Sure, it would go just like that.
The argos weren’t a minority-you had to be human to be part of that pie. Down deep the normals understood that they were a separate species altogether, a race of predators, and any one of them could slaughter a human with a swipe of an arm. The humans knew it, and no argo could afford to forget it either.
He drove fast, anxious to get home. He was happy to have the wind beat him around the head.
Not long ago he couldn’t understand why Donna wanted to go through all this fertility nonsense. They didn’t need children to be fulfilled , did they? Couldn’t he and Donna be happy on their own? Lots of normals went their whole lives without making babies. So why the hell were they pining for a person who didn’t exist? Might never exist.
But he came to share the ache. Maybe it was the species thing. Something in his cells that demanded to go on, to not let the humans win.
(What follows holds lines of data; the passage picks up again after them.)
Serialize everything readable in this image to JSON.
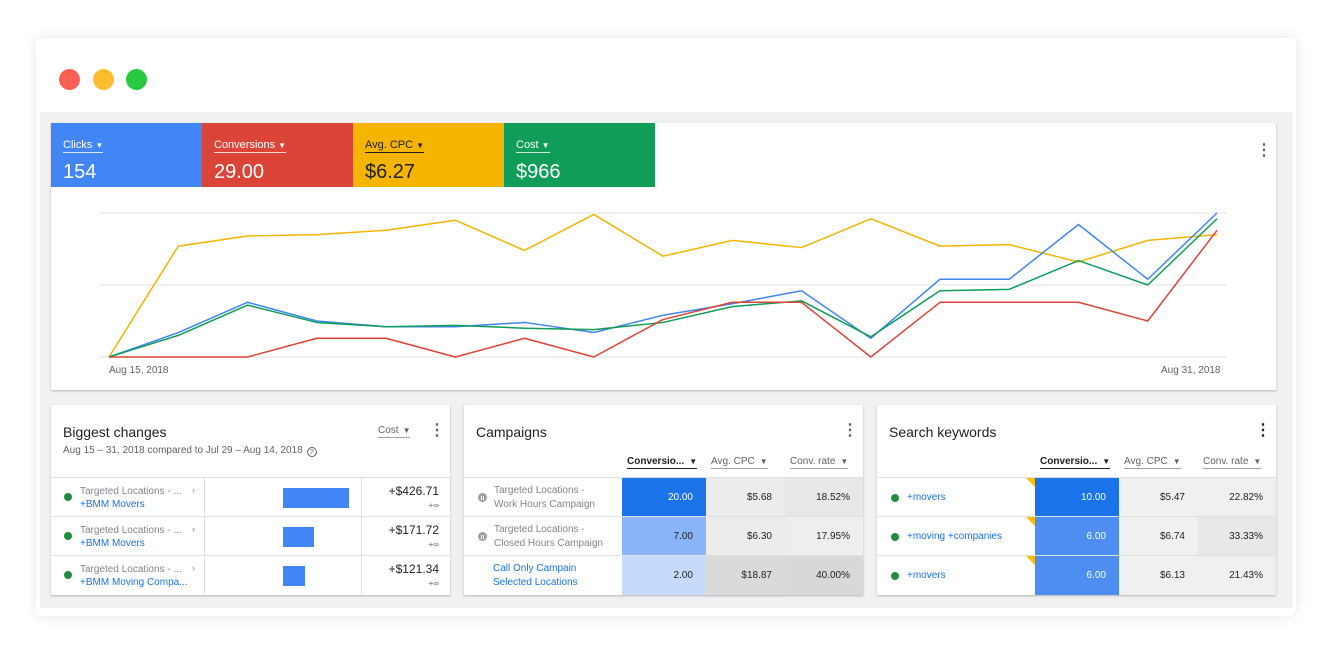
{
  "window": {
    "controls": [
      "close",
      "minimize",
      "maximize"
    ]
  },
  "overview": {
    "metrics": [
      {
        "label": "Clicks",
        "value": "154",
        "color": "#4285f4"
      },
      {
        "label": "Conversions",
        "value": "29.00",
        "color": "#db4437"
      },
      {
        "label": "Avg. CPC",
        "value": "$6.27",
        "color": "#f4b400"
      },
      {
        "label": "Cost",
        "value": "$966",
        "color": "#0f9d58"
      }
    ],
    "more_icon": "more-vert-icon",
    "x_start_label": "Aug 15, 2018",
    "x_end_label": "Aug 31, 2018"
  },
  "chart_data": {
    "type": "line",
    "x": [
      "Aug 15",
      "Aug 16",
      "Aug 17",
      "Aug 18",
      "Aug 19",
      "Aug 20",
      "Aug 21",
      "Aug 22",
      "Aug 23",
      "Aug 24",
      "Aug 25",
      "Aug 26",
      "Aug 27",
      "Aug 28",
      "Aug 29",
      "Aug 30",
      "Aug 31"
    ],
    "xlabel": "",
    "ylabel": "",
    "ylim": [
      0,
      100
    ],
    "grid": true,
    "y_gridlines": [
      0,
      50,
      100
    ],
    "series": [
      {
        "name": "Avg. CPC",
        "color": "#f4b400",
        "values": [
          0,
          77,
          84,
          85,
          88,
          95,
          74,
          99,
          70,
          81,
          76,
          96,
          77,
          78,
          66,
          81,
          85
        ]
      },
      {
        "name": "Clicks",
        "color": "#4285f4",
        "values": [
          0,
          17,
          38,
          25,
          21,
          21,
          24,
          17,
          29,
          37,
          46,
          13,
          54,
          54,
          92,
          54,
          100
        ]
      },
      {
        "name": "Cost",
        "color": "#0f9d58",
        "values": [
          0,
          15,
          36,
          24,
          21,
          22,
          20,
          19,
          24,
          35,
          39,
          14,
          46,
          47,
          67,
          50,
          96
        ]
      },
      {
        "name": "Conversions",
        "color": "#db4437",
        "values": [
          0,
          0,
          0,
          13,
          13,
          0,
          13,
          0,
          26,
          38,
          38,
          0,
          38,
          38,
          38,
          25,
          88
        ]
      }
    ]
  },
  "biggest_changes": {
    "title": "Biggest changes",
    "subtitle": "Aug 15 – 31, 2018 compared to Jul 29 – Aug 14, 2018",
    "metric_dropdown": "Cost",
    "rows": [
      {
        "line1": "Targeted Locations - ...",
        "line2": "+BMM Movers",
        "value": "+$426.71",
        "sub": "+∞",
        "bar_fraction": 1.0
      },
      {
        "line1": "Targeted Locations - ...",
        "line2": "+BMM Movers",
        "value": "+$171.72",
        "sub": "+∞",
        "bar_fraction": 0.47
      },
      {
        "line1": "Targeted Locations - ...",
        "line2": "+BMM Moving Compa...",
        "value": "+$121.34",
        "sub": "+∞",
        "bar_fraction": 0.33
      }
    ]
  },
  "campaigns": {
    "title": "Campaigns",
    "columns": [
      "Conversio...",
      "Avg. CPC",
      "Conv. rate"
    ],
    "rows": [
      {
        "name1": "Targeted Locations -",
        "name2": "Work Hours Campaign",
        "status": "paused",
        "conversions": "20.00",
        "cpc": "$5.68",
        "rate": "18.52%"
      },
      {
        "name1": "Targeted Locations -",
        "name2": "Closed Hours Campaign",
        "status": "paused",
        "conversions": "7.00",
        "cpc": "$6.30",
        "rate": "17.95%"
      },
      {
        "name1": "Call Only Campain",
        "name2": "Selected Locations",
        "status": "none",
        "conversions": "2.00",
        "cpc": "$18.87",
        "rate": "40.00%"
      }
    ]
  },
  "search_keywords": {
    "title": "Search keywords",
    "columns": [
      "Conversio...",
      "Avg. CPC",
      "Conv. rate"
    ],
    "rows": [
      {
        "keyword": "+movers",
        "conversions": "10.00",
        "cpc": "$5.47",
        "rate": "22.82%"
      },
      {
        "keyword": "+moving +companies",
        "conversions": "6.00",
        "cpc": "$6.74",
        "rate": "33.33%"
      },
      {
        "keyword": "+movers",
        "conversions": "6.00",
        "cpc": "$6.13",
        "rate": "21.43%"
      }
    ]
  }
}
Jo Lynn had given him a picture once, something she’d found on the web and printed out for him. She’d given it to him and said, This is your future . And even though the picture was a fake, one of those Photoshop jobs people liked to put on the web, he’d folded it up and kept it with him, tucked away like-
“Shit!”
The photographs of Donna.
He slapped his shirt pocket, dug into his pants pockets as best he could while keeping the Jeep on the road, but of course the pictures weren’t there. They were laid out on the donation room coffee table. He swung into the left lane and braked hard. He dropped the Jeep into the wide, shallow ditch dividing the interstate, turned around, and accelerated hard to rejoin the traffic heading back into town. Maybe the nurses hadn’t gone into the room yet. Maybe they’d gone to lunch.